Stephenson gave further examples of cybercrimes. Four criminals had stolen the personal financial details of hundreds of people that allowed them to identify up to £8m they could steal. "They siphoned off £750,000 from 64 victims before police arrested them," Stephenson said.
He said detectives working with the financial sector had uncovered 600 bank accounts criminals planned to use to "cash out" the proceeds of cyber theft.
He said he knew of a chief executive who feared having to lay off more than 8,000 workers because his £100m-a-year company was losing sales to websites that sold counterfeit versions of his company's fashion jewellery.

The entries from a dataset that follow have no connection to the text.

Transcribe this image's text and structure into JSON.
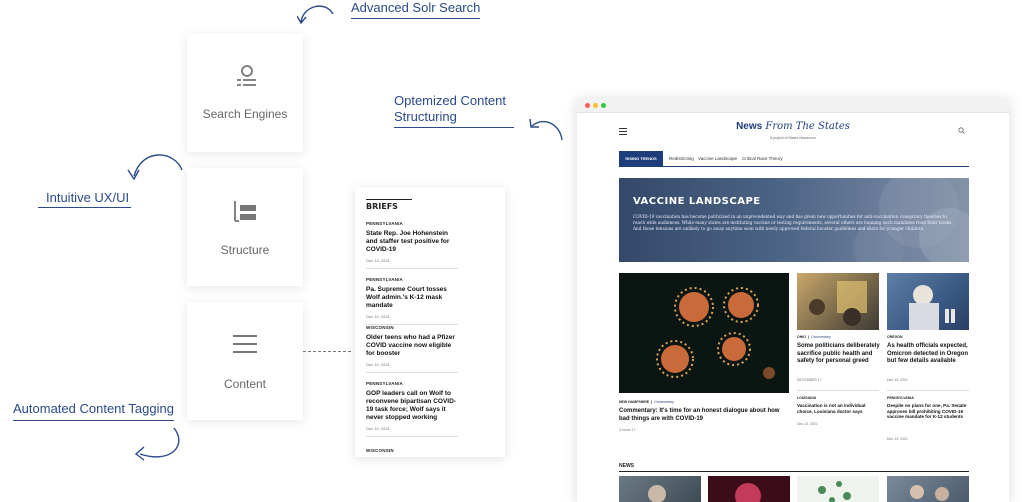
{
  "callouts": {
    "advanced_solr": "Advanced Solr Search",
    "optimized_content": "Optemized Content\nStructuring",
    "intuitive_ux": "Intuitive UX/UI",
    "automated_tagging": "Automated Content Tagging"
  },
  "cards": [
    {
      "label": "Search Engines",
      "icon": "search-list-icon"
    },
    {
      "label": "Structure",
      "icon": "structure-icon"
    },
    {
      "label": "Content",
      "icon": "menu-lines-icon"
    }
  ],
  "briefs": {
    "title": "BRIEFS",
    "items": [
      {
        "state": "PENNSYLVANIA",
        "headline": "State Rep. Joe Hohenstein and staffer test positive for COVID-19",
        "date": "Dec 13, 2021"
      },
      {
        "state": "PENNSYLVANIA",
        "headline": "Pa. Supreme Court tosses Wolf admin.'s K-12 mask mandate",
        "date": "Dec 10, 2021"
      },
      {
        "state": "WISCONSIN",
        "headline": "Older teens who had a Pfizer COVID vaccine now eligible for booster",
        "date": "Dec 10, 2021"
      },
      {
        "state": "PENNSYLVANIA",
        "headline": "GOP leaders call on Wolf to reconvene bipartisan COVID-19 task force; Wolf says it never stopped working",
        "date": "Dec 10, 2021"
      },
      {
        "state": "WISCONSIN",
        "headline": "",
        "date": ""
      }
    ]
  },
  "site": {
    "title_bold": "News",
    "title_italic": "From The States",
    "subtitle": "A project of States Newsroom",
    "rising_label": "RISING TRENDS",
    "trends": [
      "Redistricting",
      "Vaccine Landscape",
      "Critical Race Theory"
    ],
    "hero_title": "VACCINE LANDSCAPE",
    "hero_desc": "COVID-19 vaccination has become politicized in an unprecedented way and has given new opportunities for anti-vaccination conspiracy theories to reach wide audiences. While many states are instituting vaccine or testing requirements, several others are banning such mandates from their books. And those tensions are unlikely to go away anytime soon with newly approved federal booster guidelines and shots for younger children.",
    "main_story": {
      "state": "NEW HAMPSHIRE",
      "tag": "Commentary",
      "headline": "Commentary: It's time for an honest dialogue about how bad things are with COVID-19",
      "date": "3 hours 17"
    },
    "mid_story": {
      "state": "OHIO",
      "tag": "Commentary",
      "headline": "Some politicians deliberately sacrifice public health and safety for personal greed",
      "date": "DECEMBER 17"
    },
    "mid_story2": {
      "state": "LOUISIANA",
      "headline": "Vaccination is not an individual choice, Louisiana doctor says",
      "date": "Dec 13, 2021"
    },
    "right_story": {
      "state": "OREGON",
      "headline": "As health officials expected, Omicron detected in Oregon but few details available",
      "date": "Dec 13, 2021"
    },
    "right_story2": {
      "state": "PENNSYLVANIA",
      "headline": "Despite no plans for one, Pa. Senate approves bill prohibiting COVID-19 vaccine mandate for K-12 students",
      "date": "Dec 13, 2021"
    },
    "news_label": "NEWS"
  },
  "colors": {
    "accent": "#2b4a8a",
    "brand": "#1e3d7b"
  }
}
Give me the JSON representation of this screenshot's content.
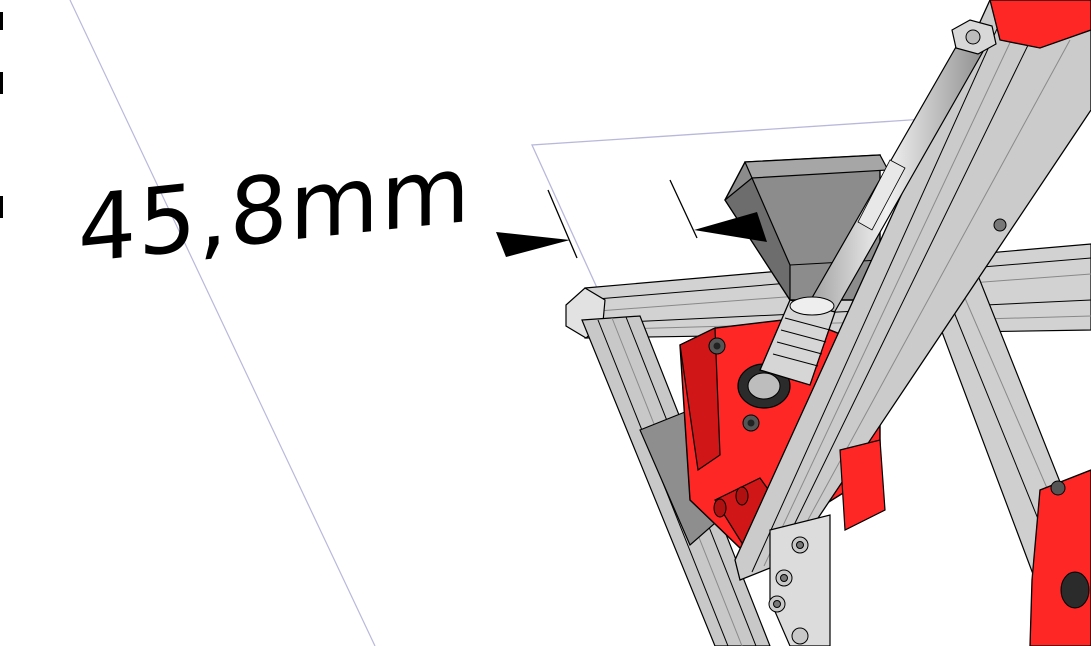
{
  "dimension": {
    "value_label": "45,8mm"
  },
  "colors": {
    "background": "#ffffff",
    "printed_part": "#ff2222",
    "printed_part_shade": "#c21414",
    "motor": "#8a8a8a",
    "motor_dark": "#5e5e5e",
    "aluminum": "#c9c9c9",
    "aluminum_dark": "#9a9a9a",
    "rod": "#bfbfbf",
    "guide_line": "#b8b8dc",
    "outline": "#000000"
  }
}
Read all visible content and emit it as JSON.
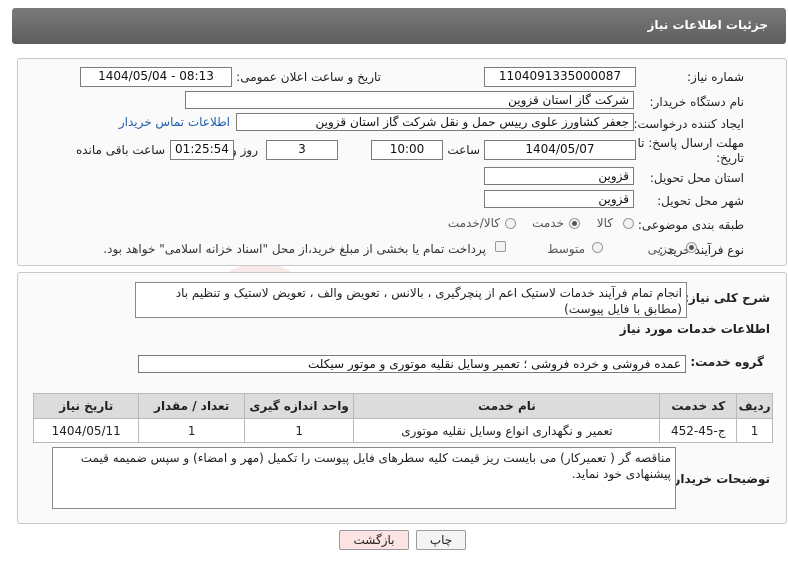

Stephenson said "cyber-extortionists" had threatened to rent or buy botnets to mount distributed denial of service attacks against websites that refused to pay.
"My investigators tell me the expertise available to them is thin compared to the skills at the disposal of cyber criminals," Stephenson said.
Stephenson said online fraud had generated £52bn worldwide in 2007. "We believe there is major under-reporting of all types of cybercrime," he said.
"There is a risk that cybercrime will become [criminals'] main source of cash flow," Stephenson said. He said the shift to "superfast broadband" would help criminals as well as businesses and private individuals. It could boost online trade by nearly £20bn, he said. "This is a huge opportunity for legitimate commerce - and for online fraudsters."
Stephenson called on companies and individuals to ensure their anti-malware protection is up to date and switched on.
"We must also ensure that, if British crime gangs take up e-crime as enthusiastically as we fear, we can match the skills at their disposal. We must have the expertise to stay ahead of the criminals," he said.
It was essential to keep a uniform presence on the streets, but specialist detectives are just as crucial to ensuring we are all better protected, he said.
Computer Weekly says…
The birth of the Police e-Crime Unit two years ago was long and difficult, and followed the absorption of the National Hi-Tech Crime Unit into the Serious Organised Crime Agency in 2006.
Budget cuts was the excuse then; how much more crucial is it now to ensure that the PeCU gets the money it needs to do its job?